Population: Four hundred and fourteen consecutive women presenting at risk of PTB.

Methods: Clinical details were collated prospectively on all booked patients who presented at risk of PTB (i.e. at <34 weeks of gestation) during 2008.

Main outcome measure: Rate of administration of antenatal corticosteroids in PTB.

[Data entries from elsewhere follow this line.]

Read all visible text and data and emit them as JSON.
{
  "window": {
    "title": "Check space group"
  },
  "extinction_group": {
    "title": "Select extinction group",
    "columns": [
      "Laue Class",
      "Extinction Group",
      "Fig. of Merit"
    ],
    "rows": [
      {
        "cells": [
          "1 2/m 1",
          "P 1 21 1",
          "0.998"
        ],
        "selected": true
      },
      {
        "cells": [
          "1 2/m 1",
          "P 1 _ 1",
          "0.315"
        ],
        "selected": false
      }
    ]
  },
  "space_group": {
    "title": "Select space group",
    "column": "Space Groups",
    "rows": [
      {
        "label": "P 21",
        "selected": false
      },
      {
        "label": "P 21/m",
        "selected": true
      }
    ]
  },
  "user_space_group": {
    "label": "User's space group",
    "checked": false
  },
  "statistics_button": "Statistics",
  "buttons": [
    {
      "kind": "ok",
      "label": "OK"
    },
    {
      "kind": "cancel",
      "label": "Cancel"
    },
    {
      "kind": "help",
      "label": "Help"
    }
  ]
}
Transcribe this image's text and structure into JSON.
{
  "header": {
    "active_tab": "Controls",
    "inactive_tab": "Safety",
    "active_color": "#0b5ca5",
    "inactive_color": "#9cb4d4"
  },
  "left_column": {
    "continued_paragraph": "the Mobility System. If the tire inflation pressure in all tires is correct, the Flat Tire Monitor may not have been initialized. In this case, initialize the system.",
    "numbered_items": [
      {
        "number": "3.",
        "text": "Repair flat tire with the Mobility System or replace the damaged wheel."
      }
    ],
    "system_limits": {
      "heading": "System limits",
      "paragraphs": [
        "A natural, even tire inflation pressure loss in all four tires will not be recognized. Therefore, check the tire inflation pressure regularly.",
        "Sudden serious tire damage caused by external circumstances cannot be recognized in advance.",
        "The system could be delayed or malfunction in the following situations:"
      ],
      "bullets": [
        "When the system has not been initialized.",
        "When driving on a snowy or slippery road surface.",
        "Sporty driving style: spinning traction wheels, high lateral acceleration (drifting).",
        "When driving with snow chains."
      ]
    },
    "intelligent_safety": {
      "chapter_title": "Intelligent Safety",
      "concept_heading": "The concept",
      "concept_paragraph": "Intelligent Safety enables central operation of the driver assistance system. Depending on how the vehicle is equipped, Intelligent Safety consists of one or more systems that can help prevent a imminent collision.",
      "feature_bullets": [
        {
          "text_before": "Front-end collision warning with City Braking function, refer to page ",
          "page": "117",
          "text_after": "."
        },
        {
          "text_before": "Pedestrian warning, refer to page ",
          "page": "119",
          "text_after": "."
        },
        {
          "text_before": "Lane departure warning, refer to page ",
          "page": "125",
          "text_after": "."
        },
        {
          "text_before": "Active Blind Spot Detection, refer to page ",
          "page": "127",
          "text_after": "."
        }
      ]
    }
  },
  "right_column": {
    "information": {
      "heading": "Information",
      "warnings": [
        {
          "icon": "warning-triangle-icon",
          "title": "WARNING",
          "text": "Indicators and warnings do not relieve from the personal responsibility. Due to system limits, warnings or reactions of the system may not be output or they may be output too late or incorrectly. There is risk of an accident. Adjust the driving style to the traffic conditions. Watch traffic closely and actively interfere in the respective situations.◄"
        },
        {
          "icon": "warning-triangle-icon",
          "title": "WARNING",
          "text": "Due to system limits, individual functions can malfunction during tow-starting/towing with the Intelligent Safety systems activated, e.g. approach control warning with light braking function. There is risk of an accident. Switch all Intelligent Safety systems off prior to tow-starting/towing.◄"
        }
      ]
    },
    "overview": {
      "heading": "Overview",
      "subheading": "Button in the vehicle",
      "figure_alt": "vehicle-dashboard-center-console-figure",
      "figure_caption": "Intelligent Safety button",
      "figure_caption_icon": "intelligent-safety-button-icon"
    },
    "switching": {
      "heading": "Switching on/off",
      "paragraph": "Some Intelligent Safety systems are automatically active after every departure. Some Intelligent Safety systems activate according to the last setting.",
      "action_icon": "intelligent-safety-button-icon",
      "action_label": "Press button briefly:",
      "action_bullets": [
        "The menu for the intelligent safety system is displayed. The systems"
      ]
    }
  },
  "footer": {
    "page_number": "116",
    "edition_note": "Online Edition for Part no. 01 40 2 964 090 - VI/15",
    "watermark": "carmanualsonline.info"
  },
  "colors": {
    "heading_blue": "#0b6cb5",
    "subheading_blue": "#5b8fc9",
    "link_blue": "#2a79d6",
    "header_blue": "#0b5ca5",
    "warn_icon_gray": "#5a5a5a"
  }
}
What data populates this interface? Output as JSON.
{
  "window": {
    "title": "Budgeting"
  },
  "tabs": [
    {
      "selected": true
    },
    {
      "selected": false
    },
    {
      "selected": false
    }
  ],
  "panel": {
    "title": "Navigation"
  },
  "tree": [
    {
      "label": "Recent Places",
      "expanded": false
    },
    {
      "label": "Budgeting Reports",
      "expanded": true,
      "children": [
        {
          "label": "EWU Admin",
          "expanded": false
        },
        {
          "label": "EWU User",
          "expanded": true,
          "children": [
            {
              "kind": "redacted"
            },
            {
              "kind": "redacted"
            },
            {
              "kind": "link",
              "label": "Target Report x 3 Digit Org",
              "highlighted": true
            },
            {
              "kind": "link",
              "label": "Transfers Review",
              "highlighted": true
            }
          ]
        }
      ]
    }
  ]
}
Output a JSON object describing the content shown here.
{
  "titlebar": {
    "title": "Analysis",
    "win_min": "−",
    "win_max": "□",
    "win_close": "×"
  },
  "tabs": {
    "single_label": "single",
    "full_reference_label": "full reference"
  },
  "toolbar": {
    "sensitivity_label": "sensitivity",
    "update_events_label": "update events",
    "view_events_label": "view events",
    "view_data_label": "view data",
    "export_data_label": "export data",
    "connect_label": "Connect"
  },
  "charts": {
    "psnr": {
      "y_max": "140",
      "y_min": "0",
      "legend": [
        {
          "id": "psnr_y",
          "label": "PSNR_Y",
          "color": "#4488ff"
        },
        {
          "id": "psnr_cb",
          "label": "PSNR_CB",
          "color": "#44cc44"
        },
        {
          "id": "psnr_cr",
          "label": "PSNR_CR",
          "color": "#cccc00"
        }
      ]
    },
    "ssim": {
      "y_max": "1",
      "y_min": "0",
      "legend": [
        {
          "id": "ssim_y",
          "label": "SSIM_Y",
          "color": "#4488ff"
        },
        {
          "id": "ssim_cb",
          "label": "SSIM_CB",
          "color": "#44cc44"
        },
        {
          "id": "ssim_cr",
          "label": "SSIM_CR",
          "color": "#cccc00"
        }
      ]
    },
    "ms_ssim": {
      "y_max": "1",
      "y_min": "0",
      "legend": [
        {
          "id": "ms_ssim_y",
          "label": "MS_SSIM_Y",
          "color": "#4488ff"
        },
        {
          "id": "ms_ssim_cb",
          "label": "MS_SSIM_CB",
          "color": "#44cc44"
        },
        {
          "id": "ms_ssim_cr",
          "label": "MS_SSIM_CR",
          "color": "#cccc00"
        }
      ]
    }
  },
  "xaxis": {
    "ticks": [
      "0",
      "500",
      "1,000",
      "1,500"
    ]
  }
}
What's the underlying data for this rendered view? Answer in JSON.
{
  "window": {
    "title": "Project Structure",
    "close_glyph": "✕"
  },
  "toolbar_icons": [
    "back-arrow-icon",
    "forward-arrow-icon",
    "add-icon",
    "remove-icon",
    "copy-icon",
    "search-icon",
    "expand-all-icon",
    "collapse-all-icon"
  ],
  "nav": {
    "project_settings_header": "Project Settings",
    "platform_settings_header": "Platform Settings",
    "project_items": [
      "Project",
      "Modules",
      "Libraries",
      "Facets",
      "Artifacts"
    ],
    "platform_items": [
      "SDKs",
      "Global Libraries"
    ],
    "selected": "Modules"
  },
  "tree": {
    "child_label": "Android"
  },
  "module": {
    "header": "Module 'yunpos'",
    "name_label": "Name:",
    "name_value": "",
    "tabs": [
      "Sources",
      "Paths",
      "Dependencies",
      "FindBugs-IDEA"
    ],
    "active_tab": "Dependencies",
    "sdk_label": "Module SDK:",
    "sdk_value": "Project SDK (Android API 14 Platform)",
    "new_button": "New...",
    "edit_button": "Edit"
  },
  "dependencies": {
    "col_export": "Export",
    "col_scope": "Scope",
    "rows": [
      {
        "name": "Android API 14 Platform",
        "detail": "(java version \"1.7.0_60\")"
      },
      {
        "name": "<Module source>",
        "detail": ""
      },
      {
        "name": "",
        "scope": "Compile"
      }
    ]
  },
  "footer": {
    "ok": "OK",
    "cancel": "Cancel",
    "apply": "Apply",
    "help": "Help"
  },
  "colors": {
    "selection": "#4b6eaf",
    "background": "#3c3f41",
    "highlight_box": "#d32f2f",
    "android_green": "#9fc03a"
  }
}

Results: Of 8985 deliveries, 414 women (5%) presented at <34 weeks of gestation with a clinical potential for PTB, of whom 277 (67%) received antenatal corticosteroids. Amongst women delivering at <34 weeks of gestation, 93% (80/86) received any corticosteroids and 76% (65/86) received a complete course. The ratio of women given a complete course of corticosteroids to the number who actually delivered before 34 weeks of gestation was 4:1 overall. Analysis by indication for PTB revealed this ratio to be 15:1 in suspected preterm labour (PTL), 8:1 in antepartum haemorrhage (APH), and 2:1 in both preterm prelabour rupture of membranes (PPROM) and medically indicated PTB (MIPTB). Seven of ten multiparae (70%) who delivered prematurely during the study period following PTL had a history of previous PTL before 34 weeks of gestation.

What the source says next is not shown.